Canadian Plastics


By Mark Stephen, Managing Editor   

This is, in some ways, a bittersweet issue of Canadian Plastics.

This is, in some ways, a bittersweet issue of Canadian Plastics.

First and foremost — and on the plus side — this is our 65th anniversary issue. The first issue of the magazine was published in August 1943, at the height of World War II. (It remained the only issue for quite some time, by the way; the second issue did not appear for another 16 months, due to war-related paper shortages.)

It was a substantial production, even by inaugural-issue standards: almost 150 pages, including a seven-page directory.

In retrospect, it was altogether fitting that the magazine be launched during the war years, since the impetus for the application of plastics came about largely through material shortages created by the conflict. As well, a great many of the applications brought to market in that period were directed to the war effort.


To commemorate this anniversary, we put together a panel — composed of Canadian plastics industry professionals, selected to represent a broad spectrum of processes and regions — to debate some questions relating to the present and future of our industry. The intention was to touch on issues relating to each panel member’s specific segment, as well as overarching problems that affect — and may continue to affect — all of us. You’ll find our presentation of the panel discussion beginning on page 10. On behalf of the magazine, I’d like to thank each of the participants for giving over valuable chunks of their time to the project, and to remind them once again that it’s greatly appreciated.
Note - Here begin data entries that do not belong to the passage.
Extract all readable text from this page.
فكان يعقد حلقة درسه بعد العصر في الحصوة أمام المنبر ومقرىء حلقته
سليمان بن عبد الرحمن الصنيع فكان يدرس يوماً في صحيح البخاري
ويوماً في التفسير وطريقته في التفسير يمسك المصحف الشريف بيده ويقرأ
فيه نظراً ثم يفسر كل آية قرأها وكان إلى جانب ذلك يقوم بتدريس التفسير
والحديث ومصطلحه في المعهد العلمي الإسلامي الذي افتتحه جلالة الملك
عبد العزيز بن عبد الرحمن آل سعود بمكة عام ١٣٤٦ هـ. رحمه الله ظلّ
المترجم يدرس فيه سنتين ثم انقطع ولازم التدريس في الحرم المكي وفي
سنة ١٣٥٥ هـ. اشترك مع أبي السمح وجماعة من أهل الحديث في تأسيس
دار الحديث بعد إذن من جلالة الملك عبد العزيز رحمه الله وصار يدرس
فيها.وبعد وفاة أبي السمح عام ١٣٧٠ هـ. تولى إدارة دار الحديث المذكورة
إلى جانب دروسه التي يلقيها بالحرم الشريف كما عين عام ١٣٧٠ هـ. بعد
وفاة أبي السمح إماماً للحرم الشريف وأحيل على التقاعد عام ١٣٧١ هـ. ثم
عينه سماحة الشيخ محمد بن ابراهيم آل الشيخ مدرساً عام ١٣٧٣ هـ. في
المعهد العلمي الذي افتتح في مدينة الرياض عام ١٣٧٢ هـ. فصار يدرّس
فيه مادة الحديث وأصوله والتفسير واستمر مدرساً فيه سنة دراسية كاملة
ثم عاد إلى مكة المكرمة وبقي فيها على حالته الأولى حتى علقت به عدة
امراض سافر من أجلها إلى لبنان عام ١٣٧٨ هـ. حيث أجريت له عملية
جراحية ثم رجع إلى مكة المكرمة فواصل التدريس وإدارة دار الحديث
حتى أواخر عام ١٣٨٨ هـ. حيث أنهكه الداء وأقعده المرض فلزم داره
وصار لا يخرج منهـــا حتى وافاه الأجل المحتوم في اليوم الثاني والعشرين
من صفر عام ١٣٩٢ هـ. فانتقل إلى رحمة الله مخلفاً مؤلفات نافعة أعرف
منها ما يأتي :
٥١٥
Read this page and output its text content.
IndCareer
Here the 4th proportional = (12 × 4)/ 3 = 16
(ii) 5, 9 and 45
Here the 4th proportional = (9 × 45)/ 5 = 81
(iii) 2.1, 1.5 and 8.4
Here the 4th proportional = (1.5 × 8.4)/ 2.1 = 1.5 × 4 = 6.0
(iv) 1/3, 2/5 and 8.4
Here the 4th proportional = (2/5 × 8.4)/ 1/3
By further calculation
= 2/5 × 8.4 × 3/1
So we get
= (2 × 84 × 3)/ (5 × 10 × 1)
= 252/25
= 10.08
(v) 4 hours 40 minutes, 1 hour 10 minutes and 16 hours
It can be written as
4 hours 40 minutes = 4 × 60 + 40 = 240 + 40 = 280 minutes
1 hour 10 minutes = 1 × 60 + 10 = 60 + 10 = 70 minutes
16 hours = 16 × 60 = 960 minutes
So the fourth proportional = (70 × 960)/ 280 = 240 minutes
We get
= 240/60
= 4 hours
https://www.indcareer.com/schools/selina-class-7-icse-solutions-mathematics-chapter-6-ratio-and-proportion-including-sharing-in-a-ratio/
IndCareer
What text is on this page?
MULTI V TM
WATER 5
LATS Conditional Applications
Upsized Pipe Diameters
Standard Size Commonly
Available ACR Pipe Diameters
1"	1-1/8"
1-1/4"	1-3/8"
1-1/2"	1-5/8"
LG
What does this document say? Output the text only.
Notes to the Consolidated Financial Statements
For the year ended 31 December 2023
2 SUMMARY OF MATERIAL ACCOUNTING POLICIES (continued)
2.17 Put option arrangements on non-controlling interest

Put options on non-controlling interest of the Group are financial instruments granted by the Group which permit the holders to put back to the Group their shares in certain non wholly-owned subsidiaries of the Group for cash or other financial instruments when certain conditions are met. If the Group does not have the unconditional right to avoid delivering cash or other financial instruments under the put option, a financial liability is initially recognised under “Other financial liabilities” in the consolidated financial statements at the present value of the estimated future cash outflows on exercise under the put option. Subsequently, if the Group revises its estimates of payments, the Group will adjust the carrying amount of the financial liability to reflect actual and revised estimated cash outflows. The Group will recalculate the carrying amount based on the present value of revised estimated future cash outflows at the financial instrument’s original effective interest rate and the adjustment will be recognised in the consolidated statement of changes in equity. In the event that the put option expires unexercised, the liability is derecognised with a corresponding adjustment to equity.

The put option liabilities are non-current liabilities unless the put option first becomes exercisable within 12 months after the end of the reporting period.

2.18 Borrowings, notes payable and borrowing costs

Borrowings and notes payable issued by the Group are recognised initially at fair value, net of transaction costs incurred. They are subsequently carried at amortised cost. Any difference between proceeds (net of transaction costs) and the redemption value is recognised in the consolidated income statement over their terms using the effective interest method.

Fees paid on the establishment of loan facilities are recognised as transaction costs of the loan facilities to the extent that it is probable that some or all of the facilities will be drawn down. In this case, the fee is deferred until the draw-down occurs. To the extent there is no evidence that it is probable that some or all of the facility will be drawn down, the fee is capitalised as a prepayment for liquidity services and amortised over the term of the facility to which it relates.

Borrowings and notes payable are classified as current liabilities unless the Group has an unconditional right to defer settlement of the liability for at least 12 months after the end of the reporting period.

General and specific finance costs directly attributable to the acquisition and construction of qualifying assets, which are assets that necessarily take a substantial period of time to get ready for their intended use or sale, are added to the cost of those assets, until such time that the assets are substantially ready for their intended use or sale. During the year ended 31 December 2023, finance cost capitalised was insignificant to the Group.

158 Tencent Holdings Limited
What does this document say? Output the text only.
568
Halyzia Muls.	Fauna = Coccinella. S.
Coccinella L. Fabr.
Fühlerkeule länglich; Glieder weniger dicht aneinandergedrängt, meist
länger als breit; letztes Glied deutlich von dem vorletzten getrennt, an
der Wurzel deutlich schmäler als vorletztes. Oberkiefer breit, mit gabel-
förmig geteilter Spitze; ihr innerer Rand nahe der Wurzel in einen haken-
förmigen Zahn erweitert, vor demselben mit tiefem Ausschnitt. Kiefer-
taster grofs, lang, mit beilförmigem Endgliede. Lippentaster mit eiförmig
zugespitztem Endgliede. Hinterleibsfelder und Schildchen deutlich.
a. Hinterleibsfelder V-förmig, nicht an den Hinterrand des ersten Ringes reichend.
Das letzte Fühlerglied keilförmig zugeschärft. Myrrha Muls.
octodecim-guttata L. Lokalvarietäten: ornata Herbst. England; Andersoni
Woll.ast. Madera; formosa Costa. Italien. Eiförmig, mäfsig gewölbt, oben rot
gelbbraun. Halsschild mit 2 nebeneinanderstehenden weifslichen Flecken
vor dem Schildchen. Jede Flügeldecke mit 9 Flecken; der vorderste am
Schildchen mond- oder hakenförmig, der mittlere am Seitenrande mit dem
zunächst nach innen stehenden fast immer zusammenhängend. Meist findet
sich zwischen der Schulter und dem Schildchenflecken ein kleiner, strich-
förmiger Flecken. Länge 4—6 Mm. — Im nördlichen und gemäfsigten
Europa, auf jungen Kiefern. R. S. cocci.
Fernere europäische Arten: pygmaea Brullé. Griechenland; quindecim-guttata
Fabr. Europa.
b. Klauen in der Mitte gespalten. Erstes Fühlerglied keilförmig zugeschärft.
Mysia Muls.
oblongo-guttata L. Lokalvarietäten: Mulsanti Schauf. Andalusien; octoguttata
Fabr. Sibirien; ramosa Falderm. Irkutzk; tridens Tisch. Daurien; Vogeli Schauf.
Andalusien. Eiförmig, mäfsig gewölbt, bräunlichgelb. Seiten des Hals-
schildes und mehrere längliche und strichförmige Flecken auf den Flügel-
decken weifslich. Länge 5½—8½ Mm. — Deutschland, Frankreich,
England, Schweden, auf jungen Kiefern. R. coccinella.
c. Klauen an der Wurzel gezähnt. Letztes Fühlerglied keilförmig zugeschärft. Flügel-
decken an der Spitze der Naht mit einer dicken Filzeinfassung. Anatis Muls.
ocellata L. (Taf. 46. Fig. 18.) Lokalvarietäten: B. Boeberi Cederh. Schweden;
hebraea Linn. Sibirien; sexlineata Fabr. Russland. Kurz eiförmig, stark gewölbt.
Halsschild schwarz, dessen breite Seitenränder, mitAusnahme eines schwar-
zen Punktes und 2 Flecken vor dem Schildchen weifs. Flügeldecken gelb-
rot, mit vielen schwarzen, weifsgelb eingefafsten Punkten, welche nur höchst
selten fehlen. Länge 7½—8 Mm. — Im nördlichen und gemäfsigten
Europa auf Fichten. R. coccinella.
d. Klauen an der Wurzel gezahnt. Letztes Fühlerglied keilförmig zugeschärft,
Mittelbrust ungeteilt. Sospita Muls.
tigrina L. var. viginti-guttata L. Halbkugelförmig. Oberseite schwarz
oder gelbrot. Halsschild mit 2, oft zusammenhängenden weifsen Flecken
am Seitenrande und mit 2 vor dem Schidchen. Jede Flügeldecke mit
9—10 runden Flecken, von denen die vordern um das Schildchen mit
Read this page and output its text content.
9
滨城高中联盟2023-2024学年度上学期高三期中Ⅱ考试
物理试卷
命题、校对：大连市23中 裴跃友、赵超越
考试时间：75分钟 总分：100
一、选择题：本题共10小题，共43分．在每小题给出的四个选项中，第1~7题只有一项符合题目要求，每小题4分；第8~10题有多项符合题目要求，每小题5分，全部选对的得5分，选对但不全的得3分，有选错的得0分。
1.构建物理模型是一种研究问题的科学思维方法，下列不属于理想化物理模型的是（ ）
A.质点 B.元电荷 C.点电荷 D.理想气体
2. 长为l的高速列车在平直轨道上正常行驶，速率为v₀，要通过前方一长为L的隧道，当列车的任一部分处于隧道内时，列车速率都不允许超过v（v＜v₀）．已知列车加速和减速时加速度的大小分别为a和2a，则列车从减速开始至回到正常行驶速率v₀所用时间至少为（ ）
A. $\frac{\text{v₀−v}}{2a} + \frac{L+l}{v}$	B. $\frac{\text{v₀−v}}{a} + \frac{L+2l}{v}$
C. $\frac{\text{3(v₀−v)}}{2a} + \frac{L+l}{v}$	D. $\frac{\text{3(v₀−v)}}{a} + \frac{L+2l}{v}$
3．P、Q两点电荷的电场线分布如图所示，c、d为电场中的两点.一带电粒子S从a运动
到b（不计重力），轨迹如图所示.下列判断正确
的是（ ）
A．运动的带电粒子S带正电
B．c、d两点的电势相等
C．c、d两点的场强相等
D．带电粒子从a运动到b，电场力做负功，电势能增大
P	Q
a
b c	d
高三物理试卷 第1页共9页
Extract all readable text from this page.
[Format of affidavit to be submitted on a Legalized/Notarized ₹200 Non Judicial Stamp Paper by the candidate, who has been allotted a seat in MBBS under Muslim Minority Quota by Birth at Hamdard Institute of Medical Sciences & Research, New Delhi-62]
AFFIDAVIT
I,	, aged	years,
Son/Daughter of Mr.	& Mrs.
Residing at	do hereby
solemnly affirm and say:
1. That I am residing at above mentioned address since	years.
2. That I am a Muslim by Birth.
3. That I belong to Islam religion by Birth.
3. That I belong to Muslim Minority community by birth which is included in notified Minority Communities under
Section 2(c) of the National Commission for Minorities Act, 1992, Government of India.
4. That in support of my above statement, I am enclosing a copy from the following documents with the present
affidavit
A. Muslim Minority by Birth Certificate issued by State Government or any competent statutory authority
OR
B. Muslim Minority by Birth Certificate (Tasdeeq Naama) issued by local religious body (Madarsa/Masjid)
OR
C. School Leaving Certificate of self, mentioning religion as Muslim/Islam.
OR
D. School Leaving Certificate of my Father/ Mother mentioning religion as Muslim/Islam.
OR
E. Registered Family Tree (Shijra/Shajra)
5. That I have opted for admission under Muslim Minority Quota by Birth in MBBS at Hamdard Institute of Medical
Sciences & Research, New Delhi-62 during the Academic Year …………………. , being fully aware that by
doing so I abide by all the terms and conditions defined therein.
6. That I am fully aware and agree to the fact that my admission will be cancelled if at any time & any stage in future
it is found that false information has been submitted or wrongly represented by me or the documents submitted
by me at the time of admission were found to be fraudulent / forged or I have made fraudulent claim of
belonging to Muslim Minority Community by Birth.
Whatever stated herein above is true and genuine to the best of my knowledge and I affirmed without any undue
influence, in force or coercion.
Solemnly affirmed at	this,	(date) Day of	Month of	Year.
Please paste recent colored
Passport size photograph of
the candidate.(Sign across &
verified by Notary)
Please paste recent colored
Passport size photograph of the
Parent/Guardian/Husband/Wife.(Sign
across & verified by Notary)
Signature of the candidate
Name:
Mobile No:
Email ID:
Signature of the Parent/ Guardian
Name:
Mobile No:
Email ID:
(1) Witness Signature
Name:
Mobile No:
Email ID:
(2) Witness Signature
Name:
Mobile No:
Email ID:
Perhaps you may also have noticed that, graphically speaking, the magazine has undergone a slight redesign — not quite a 65th birthday facelift, but close. The intent was to create a product with a more modern, unified look, without loss of readability, and we hope we’ve succeeded. (For the web-surfers among our readers, we’re also improving the layout of the online edition of Canadian Plastics, presenting each issue in the sequential, page-by-page format of the print version.)

That’s the good news.

On a different note, we were saddened this spring to learn of the passing of Art Painter, our magazine’s longtime publisher, at the age of 83. Judith Nancekivell, Art’s successor to the position, pays tribute to him on page six.

Along with everyone else in the industry, we’re also troubled by the succession of Southern Ontario-based auto parts suppliers forced to declare bankruptcy over the course of the summer. Tri-Star Plastics, Polywheels Manufacturing, and Progressive Moulded Products have all gone under within the span of a few weeks, a domino effect that’s shaken some people’s confidence in this segment of our industry. There are no quick fixes for what ails auto part suppliers, of course, but in future issues we hope to highlight possible longer term solutions, such as ways in which processors can either run leaner parts manufacturing processes, or transition to other types of non-automotive molding, or both.

Looking back over the course of 65 years, our industry has obviously changed a great deal, as has virtually every other aspect of Canadian life. In some ways, though, a 1943- era processor — if he or she could be transported to the present for a few days — might find much that is recognizable, as well. The military battle, waged against various foreign nations, has been replaced by a less obvious economic conflict — but it’s still a conflict, involving some of the same foreign adversaries, namely parts of Asia and of Europe. And plastics are still being called upon to provide innovative alternatives to metal and other materials…and are still delivering.

I think our predecessor from 1943 would be both amazed and proud.